The Epstein-Glaser causal approach to the Light-Front QED$_{4}$. II: Vacuum Polarization tensor

TL;DR

This paper constructs the one-loop vacuum polarization tensor in light-front QED$_{4}$ using the perturbative causal approach, resolving the controversy over the instantaneous fermionic propagator term by demonstrating it is unnecessary in this framework.

Contribution

It shows that the fermionic propagator in light-front QED$_{4}$ lacks instantaneous terms within the causal approach, simplifying calculations and resolving existing ambiguities.

Findings

The vacuum polarization tensor matches standard results without extra assumptions.

The fermionic propagator in the causal framework does not contain instantaneous terms.

The approach clarifies why the same results are obtained with or without the instantaneous term.

Abstract

In this work we show how to construct the one-loop vacuum polarization for light-front QED$_{4}$ in the framework of the perturbative causal theory. Usually, in the canonical approach, it is considered for the fermionic propagator the so-called instantaneous term, but it is known in literature that this term is controversial because it can be omitted by computational reasons; for instance, by compensation or vanishing by dimensional regularization. In this work we propose a solution to this paradox.

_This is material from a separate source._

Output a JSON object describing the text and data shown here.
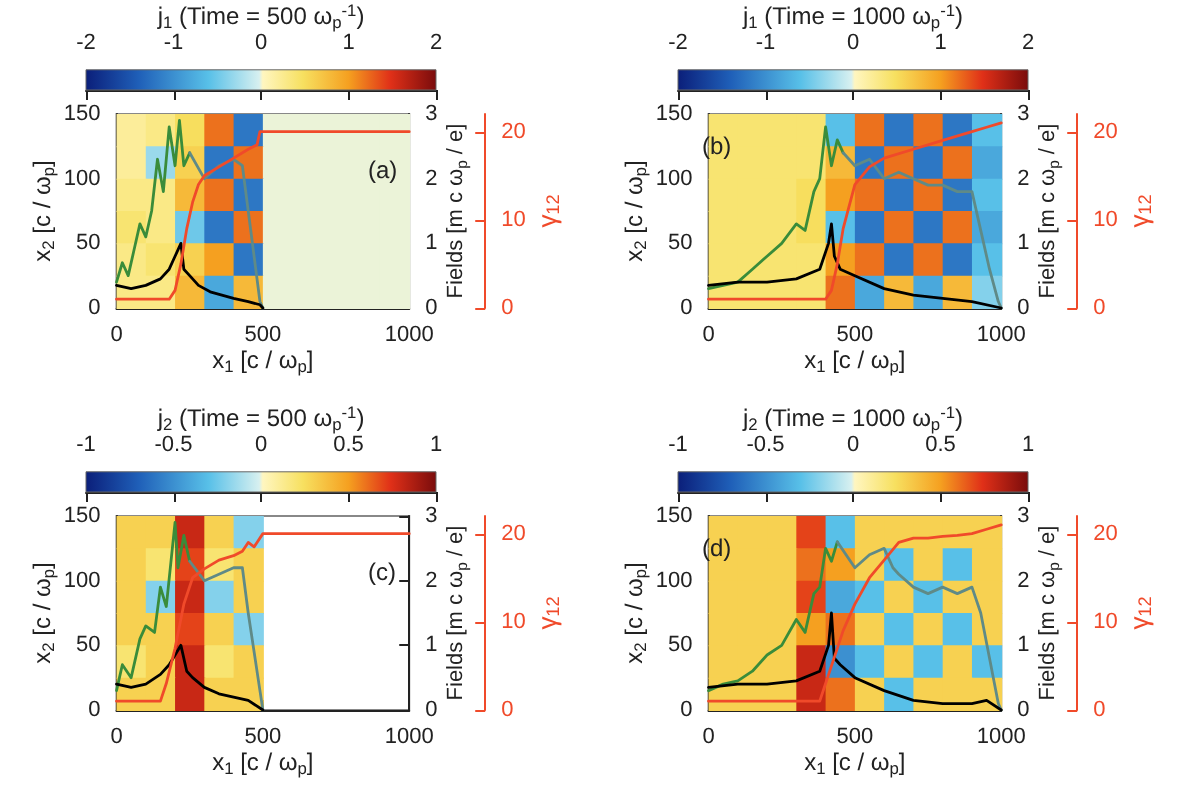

First, in the perturbative causal theory, it is shown that the fermionic propagator does not have instantaneous terms, and with this propagator we calculate the one-loop vacuum polarization, from the calculation it follows the same result as obtained by the standard approach, but without reclaiming any extra assumptions. Moreover, since the perturbative causal theory is defined in the distributional framework, we can also show the reason behind we obtaining the same result whether we consider or not the instantaneous fermionic propagator term.